Various approaches have been proposed to solve these problems related with the light loss of such flip-chip LED 10. Representative examples may include Japan Patent Application Publication No. 2002-164296, (United States Patent Application Publication Nos. 2004-0038049 and 2004-0048471 both claiming the benefit of Japan Patent Application Publication No. 2002-164296) and Japan Patent Application Publication No. 2002-280611 (Unites States Patent Application Publication No. 2004-0113166 claiming the benefit of Japanese Patent Application Publication No. 2002-280611). These documents propose in common to roughen the interface between a substrate and an n-GaN layer in order to reduce light loss induced from the refractivity difference between the substrate and the n-GaN layer.
However, these approaches produce a roughened structure in common through chemical etching and thus disadvantageously have a difficulty in realizing a fine geometry. Since a substrate for example of sapphire is resistant to etching, harsh etching conditions are necessary. Under the harsh etching conditions, a photoresist having a pattern corresponding to a desired roughened geometry is also etched. As a result, those etching techniques using photoresists can hardly form fine surface geometries for example of pore or pillar size under 1 μm in substrates. Of course, it is much more difficult to uniformly produce a fine roughened geometry.
As another drawback of the above approaches, defects such as etching stress exist on the top of the roughened structure.

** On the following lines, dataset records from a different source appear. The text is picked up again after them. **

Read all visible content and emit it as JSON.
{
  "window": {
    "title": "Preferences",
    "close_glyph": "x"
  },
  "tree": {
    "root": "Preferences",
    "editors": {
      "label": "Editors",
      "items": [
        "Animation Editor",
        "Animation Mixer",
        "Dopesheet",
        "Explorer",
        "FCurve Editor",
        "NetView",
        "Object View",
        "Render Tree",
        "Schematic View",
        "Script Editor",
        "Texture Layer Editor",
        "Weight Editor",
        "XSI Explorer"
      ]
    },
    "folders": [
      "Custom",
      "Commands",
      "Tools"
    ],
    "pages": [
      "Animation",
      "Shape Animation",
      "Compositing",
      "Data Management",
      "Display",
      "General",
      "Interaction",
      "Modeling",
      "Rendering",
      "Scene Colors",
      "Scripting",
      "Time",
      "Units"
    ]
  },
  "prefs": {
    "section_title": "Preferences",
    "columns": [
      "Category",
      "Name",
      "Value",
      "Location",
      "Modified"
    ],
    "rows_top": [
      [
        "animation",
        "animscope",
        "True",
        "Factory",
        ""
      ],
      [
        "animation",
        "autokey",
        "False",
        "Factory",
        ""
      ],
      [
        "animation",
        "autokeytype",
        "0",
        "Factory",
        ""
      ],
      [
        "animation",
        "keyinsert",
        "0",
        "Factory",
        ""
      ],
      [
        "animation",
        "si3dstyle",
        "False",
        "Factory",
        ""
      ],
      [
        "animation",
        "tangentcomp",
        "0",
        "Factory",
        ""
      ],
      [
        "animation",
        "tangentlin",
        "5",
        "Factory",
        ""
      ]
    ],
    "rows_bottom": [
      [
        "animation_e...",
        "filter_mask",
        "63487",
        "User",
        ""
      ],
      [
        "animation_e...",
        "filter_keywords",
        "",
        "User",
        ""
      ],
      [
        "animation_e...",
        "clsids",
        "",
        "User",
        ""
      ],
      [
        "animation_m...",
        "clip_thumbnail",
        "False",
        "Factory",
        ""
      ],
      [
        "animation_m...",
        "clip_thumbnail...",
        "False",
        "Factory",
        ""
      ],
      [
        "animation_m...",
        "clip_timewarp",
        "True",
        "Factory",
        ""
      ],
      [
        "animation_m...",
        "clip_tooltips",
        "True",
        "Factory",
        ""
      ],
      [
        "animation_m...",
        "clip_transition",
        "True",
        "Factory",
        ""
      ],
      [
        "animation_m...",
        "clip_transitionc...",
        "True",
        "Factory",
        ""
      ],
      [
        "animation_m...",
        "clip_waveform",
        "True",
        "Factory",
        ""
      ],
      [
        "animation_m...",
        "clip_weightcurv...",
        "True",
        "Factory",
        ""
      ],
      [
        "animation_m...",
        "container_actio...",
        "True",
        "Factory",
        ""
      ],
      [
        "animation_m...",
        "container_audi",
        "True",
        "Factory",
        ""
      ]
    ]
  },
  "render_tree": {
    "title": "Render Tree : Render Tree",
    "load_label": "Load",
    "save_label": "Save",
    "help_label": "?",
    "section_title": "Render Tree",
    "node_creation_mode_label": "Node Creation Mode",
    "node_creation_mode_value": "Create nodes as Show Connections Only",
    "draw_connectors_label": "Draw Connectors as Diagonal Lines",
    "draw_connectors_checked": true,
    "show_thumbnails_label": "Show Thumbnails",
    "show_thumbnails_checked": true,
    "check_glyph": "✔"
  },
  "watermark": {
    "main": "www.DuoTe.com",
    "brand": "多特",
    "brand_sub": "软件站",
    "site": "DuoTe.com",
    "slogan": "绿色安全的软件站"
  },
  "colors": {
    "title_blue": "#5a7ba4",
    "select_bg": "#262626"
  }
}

As a result, such etching-associated drawbacks cause nonuniform lighting to the flip-chip LED while degrading the efficiency thereof. In addition, substrates produced according to the above approaches need an additional process such as photolithography and dry etching to increase the entire process time thereby raising cost.
In the meantime, the flip-chip LED also has a following light loss problem, which will be described with reference to FIG. 2 as follows.
A flip-chip LED 10 shown in FIG. 2 has a structure substantially the same as shown in FIG. 1. When a light beam L2 generated in the LED 10 is directed in a predetermined angle range toward a sapphire substrate 12 instead of a p-electrode 20 functioning as a reflecting surface, the light beam L2 is reflected from the sapphire substrate 12 via total internal reflection owing to the refractivity difference between the sapphire substrate 12 and the air or external sealant such as silicone and resin. Then, the light beam L2 is reflected several times between the sapphire substrate 12 and the p-electrode 20. In this way, the light beam L2 is absorbed and extinguished by the sapphire substrate 12 and the n- and p-Gan layers 14 and 18. This as a result causes light loss to reduce the light extraction efficiency of the flip-chip LED 10 and thus the external quantum efficiency thereof.
Although it is desired to impart a roughened structure to the outer surface of the sapphire substrate 12 in order to overcome such a problem, a suitable approach has not been proposed up to the present. More specifically, a fabrication process of the LED 10 polishes the substrate 12 with a grinder containing for example diamond slurry to reduce the thickness thereof after forming the electrodes 20 and 22, and thus the outer surface of the substrate 12 can be roughened after the polishing. However, the foregoing etching cannot be performed to form the roughened structure in the outer surface after the formation of the semiconductor layers 12 to 18 and the electrodes 20 and 22.